E sabe como eu sei disso tudo? Eu leio livros desse gênero. Leio muitos, aliás, faço pesquisas sobre regras da realeza e de linhagens para meus próprios livros e, mesmo se não lesse ou não fizesse, sei o que é ambição humana. Sei que tem sempre alguém que quer poder.
Depois de rir do tanto que todos esses acontecimentos são ridículos, tive que passar por mais cenas da Hollis se fazendo de rainha incrível e necessária para o país (mesmo que ela não tivesse a menor noção sobre nada de útil para um monarca) até ela parar com seu sofrimento sobre estar afastada do amor da sua vida por ele ser rei de outro país.

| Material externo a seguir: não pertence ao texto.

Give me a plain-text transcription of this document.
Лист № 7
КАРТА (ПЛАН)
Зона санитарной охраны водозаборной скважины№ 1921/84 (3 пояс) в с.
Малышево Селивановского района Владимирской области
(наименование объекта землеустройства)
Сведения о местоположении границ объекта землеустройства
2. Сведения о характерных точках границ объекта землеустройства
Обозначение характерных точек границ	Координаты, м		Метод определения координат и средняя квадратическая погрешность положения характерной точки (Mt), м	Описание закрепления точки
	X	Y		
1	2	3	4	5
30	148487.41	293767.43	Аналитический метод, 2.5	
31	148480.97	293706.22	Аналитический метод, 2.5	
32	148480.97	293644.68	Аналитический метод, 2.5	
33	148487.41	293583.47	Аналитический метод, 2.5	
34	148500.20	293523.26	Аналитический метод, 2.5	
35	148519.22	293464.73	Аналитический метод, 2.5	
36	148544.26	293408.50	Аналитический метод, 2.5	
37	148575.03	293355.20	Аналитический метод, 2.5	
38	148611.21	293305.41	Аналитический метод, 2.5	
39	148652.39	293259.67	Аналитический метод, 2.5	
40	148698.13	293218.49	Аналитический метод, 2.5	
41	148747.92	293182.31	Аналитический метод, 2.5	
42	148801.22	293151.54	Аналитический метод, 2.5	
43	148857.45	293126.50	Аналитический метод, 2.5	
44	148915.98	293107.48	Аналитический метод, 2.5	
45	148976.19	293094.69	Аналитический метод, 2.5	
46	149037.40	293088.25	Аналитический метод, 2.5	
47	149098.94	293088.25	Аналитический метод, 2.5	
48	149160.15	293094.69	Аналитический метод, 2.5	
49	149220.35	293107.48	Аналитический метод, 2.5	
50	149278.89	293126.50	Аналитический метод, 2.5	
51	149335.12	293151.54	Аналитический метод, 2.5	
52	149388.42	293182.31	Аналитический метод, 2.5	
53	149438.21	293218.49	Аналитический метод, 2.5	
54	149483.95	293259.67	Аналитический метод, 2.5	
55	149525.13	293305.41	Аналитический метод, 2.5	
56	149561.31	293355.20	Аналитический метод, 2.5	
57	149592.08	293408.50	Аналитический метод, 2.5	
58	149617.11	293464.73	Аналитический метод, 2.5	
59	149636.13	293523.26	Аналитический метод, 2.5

E só parou, porque teve a brilhante ideia de se casar com ele e juntar os dois países.
Nem vou questionar como as pessoas desses países foram de matar uma à outra durante anos e se odiar tanto, que no começo do livro Etan discutia com Hollis se ela mencionasse um costume de seu país, a aceitar que seriam unidos. Não vou, porque já nem tenho energia para continuar analisando esse livro.
Ou seja, o livro é ruim, muito ruim. Se você já leu algum outro livro de fantasia ou realeza nesse estilo, vai achar esse ridículo, porque ele é. Espero de verdade que a editora e a agente da Kiera Cass só incentivem um projeto futuro dela se ele for minimamente aceitável, porque continuar com livros nesse nível aqui vai ser complicado.
E boa sorte para quem decidir ler mesmo depois dessa resenha!